Aquí podríamos hacer una semblanza acerca de lo peligroso que es darles a personitas en sus años formativos en educación emocional, sin herramientas y cargados de frustraciones, la posibilidad de desparramar odio y muerte en un juego on line. Pero no lo vamos a hacer porque para eso hay que estudiar, y mucho, entonces nos vamos a callar la boca. Piensen por un segundo lo apacible y espectacular que sería el mundo si todos y todas aprendiéramos esta lección.

Sí voy a decir que los chicos de mi barrio, católicos y boy scouts que sólo salían de su casa para ir a básquet y a la misa, adoraban esos momentos de expresión de su ira que el Counter les proponía. Salían del cyber con la piel tersa, la mirada calma, las manos en los bolsillos y la carcajada clarita de quien no tiene mayores problemas en la vida. A nosotras nos tocaban los amores no correspondidos y los temas románticos latinos con los que íbamos a configurar todos nuestros vínculos de la manera más tóxica y dañina posible. En ese entonces, la verdad, mi reflexión no llegaba tan lejos. Yo sólo quería jugar. Hacer algo más que sentarme a esperar a que alguien me responda una postal de Yahoo a duras penas animada que pretendía encantar, enamorar, conquistar. Toda la situación me parecía patética. Tanto o más patética que el señor que atendía, que sólo se retiraba de la barra para venir a ponerte el arroba en la compu porque los teclados, vaya una a saber por qué, estaban configurados en inglés.

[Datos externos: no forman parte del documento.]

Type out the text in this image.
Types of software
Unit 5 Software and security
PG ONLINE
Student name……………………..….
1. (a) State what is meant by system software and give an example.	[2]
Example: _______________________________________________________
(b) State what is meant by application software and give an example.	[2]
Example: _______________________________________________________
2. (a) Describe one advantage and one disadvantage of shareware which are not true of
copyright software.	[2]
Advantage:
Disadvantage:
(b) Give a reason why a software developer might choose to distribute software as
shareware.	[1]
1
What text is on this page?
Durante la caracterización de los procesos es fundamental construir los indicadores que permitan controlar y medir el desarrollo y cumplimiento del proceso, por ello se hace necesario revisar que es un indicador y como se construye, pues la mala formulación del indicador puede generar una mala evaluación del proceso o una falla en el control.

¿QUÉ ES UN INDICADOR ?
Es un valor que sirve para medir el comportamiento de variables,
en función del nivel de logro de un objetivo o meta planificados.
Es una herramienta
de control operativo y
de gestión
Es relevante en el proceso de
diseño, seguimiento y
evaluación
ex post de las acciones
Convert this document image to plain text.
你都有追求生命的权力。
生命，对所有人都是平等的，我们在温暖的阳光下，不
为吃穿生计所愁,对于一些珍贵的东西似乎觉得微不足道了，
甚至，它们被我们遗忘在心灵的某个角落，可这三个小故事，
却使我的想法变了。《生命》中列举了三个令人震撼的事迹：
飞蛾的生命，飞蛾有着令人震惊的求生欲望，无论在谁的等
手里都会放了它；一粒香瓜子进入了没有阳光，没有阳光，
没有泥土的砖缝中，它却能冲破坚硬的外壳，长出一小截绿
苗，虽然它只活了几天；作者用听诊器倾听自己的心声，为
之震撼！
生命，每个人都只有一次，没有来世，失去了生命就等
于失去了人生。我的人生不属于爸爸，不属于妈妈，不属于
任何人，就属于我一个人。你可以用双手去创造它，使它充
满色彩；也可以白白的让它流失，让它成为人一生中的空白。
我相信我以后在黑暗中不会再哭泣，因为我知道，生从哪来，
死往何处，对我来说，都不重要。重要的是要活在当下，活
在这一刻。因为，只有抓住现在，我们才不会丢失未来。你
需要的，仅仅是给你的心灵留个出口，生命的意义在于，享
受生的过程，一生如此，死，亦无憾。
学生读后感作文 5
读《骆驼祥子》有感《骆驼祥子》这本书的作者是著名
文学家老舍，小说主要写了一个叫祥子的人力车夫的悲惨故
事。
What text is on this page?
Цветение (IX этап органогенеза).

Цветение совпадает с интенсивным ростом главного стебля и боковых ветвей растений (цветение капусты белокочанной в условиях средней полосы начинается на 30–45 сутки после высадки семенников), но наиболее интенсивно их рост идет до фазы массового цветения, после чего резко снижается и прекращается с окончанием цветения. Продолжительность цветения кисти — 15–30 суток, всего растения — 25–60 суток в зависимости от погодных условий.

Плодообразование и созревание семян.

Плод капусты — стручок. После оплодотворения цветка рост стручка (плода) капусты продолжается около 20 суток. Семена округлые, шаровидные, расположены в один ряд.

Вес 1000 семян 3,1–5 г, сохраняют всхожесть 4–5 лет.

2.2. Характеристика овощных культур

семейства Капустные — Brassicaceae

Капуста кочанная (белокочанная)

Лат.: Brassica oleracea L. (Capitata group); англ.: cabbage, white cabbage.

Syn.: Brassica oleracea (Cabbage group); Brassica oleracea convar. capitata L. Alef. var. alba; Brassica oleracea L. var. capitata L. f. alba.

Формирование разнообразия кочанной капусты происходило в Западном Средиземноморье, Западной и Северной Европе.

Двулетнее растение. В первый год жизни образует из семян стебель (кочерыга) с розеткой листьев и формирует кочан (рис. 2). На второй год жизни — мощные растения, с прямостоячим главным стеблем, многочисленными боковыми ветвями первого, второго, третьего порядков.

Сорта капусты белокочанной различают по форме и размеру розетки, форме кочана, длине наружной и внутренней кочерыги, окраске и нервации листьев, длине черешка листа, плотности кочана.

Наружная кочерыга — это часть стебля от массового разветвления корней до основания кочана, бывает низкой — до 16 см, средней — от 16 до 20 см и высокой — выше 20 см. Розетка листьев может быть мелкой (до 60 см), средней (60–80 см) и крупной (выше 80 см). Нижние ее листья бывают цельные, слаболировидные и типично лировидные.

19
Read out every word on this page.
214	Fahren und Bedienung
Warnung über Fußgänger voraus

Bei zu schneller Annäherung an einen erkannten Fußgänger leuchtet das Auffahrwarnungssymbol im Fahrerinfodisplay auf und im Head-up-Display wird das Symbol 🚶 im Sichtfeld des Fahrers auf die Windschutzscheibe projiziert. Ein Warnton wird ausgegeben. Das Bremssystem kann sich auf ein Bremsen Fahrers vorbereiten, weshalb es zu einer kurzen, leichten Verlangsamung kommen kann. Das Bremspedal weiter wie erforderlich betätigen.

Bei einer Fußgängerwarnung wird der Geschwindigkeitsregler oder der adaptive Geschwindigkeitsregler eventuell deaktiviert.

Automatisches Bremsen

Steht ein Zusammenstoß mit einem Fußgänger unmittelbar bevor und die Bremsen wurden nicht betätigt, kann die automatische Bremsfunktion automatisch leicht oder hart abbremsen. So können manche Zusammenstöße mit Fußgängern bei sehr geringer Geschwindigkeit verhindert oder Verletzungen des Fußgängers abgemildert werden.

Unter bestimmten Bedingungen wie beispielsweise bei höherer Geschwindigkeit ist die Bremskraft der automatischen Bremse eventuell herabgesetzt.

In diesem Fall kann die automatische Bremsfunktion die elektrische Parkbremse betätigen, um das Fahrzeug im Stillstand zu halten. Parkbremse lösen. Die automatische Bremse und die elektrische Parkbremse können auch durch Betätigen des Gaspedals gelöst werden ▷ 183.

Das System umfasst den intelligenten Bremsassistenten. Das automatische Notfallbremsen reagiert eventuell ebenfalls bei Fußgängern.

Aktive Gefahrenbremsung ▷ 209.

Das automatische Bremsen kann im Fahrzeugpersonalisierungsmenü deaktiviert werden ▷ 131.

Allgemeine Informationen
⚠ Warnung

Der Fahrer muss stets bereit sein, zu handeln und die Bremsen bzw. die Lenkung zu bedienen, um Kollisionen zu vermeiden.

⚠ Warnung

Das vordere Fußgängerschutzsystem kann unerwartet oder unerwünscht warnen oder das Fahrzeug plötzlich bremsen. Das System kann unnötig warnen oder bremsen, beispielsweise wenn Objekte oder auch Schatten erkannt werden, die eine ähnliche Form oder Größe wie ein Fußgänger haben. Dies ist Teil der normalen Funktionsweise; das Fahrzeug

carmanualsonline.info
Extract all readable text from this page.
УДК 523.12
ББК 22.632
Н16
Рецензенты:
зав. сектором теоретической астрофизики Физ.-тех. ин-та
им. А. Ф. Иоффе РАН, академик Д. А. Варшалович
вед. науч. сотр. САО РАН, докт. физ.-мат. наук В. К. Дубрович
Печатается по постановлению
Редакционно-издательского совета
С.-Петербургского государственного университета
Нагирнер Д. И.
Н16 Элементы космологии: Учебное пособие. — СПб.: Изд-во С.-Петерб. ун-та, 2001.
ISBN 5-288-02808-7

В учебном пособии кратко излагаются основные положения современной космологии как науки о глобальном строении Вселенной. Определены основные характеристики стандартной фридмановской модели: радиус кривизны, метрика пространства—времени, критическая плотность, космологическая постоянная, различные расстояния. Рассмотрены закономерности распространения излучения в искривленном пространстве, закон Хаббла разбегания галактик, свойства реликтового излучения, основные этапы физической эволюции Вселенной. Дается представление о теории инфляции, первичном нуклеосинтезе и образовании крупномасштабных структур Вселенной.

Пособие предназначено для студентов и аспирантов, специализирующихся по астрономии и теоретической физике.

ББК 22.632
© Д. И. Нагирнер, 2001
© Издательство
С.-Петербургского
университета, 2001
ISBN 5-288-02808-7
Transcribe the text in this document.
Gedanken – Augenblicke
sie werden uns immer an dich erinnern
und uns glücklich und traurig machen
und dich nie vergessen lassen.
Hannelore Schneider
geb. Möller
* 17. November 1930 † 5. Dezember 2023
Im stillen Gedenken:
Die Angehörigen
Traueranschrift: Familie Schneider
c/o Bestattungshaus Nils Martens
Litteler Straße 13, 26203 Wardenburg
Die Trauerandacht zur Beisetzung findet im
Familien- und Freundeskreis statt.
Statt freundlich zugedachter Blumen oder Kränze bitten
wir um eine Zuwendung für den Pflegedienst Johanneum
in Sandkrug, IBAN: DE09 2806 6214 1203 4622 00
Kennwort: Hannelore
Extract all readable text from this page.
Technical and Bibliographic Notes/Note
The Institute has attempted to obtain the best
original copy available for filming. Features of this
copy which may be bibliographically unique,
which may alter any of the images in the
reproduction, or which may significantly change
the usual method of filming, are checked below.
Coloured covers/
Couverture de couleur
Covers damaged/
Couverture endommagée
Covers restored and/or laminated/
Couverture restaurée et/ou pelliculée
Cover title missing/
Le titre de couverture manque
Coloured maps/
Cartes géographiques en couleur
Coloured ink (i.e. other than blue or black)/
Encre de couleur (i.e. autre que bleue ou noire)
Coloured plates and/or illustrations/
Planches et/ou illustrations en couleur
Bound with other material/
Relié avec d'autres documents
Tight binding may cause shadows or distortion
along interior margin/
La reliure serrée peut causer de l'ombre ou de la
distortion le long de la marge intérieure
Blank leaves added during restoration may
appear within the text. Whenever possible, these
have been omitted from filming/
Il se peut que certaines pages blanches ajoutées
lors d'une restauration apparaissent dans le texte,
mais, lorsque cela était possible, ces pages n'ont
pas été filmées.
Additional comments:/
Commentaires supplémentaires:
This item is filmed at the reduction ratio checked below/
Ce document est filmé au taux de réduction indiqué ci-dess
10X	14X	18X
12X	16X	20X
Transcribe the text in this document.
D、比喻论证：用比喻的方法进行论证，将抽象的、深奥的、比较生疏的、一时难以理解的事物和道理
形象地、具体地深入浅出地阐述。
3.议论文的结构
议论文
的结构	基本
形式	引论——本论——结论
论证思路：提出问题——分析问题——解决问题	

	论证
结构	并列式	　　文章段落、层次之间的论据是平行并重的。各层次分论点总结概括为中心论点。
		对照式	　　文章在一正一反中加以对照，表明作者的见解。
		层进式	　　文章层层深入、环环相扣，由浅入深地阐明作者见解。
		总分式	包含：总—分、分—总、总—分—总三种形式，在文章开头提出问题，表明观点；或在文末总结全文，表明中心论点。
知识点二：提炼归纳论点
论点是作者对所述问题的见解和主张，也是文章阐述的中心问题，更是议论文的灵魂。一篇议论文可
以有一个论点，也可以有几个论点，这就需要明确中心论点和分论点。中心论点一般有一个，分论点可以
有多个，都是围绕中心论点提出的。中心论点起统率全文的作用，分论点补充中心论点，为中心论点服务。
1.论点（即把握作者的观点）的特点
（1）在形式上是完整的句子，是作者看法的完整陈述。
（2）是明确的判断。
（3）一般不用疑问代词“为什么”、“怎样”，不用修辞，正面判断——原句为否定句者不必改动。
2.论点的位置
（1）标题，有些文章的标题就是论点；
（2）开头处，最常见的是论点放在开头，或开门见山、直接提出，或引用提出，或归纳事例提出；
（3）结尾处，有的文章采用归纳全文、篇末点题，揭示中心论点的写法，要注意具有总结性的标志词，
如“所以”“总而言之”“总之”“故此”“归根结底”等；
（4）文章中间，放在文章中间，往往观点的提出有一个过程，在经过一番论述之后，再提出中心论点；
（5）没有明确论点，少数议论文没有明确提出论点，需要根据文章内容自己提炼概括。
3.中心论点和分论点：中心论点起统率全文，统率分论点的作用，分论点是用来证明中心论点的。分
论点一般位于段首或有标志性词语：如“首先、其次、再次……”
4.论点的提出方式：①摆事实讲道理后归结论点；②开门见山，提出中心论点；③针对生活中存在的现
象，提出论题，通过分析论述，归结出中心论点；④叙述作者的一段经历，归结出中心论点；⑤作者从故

Probablemente era un ardid para estar cerca nuestro.

¿Ven que la cosa se pone cada vez más tenebrosa?

La cuestión es que nosotras ocupábamos en fila las computadoras de la pared sur, y los muchachos los de la pared norte. Y ahí pasábamos la tarde escuchándolos pasarse directivas para derrotar a los terroristas, que habían sido recientemente ascendidos a la categoría de “máxima amenaza para el mundo todo” por haber, en teoría, volado las Torres Gemelas. Los muchachos también se iban del cyber con algún que otro chip imperialista instalado en la cabeza, pero, vamos a ser sinceros, no era tan nocivo como la mecánica de sumisión y paciente espera que se nos inoculaba a nosotras. Muchos de ellos terminaron siendo libertarios o votando a Macri, pero quizás la Ley de Educación Federal y el advenimiento del monopolio Clarín tuvieron bastante más que ver con eso que el Counter Strike. O simplemente sus familias eran gorilas. También las hay, por lo que me cuentan.

Ahora cuando veo que los pibes no se sientan a jugar si no tienen un procesador de la NASA, una silla con suspensión hidráulica, teclado y mouse gamer con 349.287 luces de colores y una placa de video con la que se podría editar una película de Marvel me dan ganas de echarme una carcajada. Nacieron cuando el olor a perro mojado que decoraba todos los cybers se había disipado. Creen, en su inocencia, que conocen la adversidad.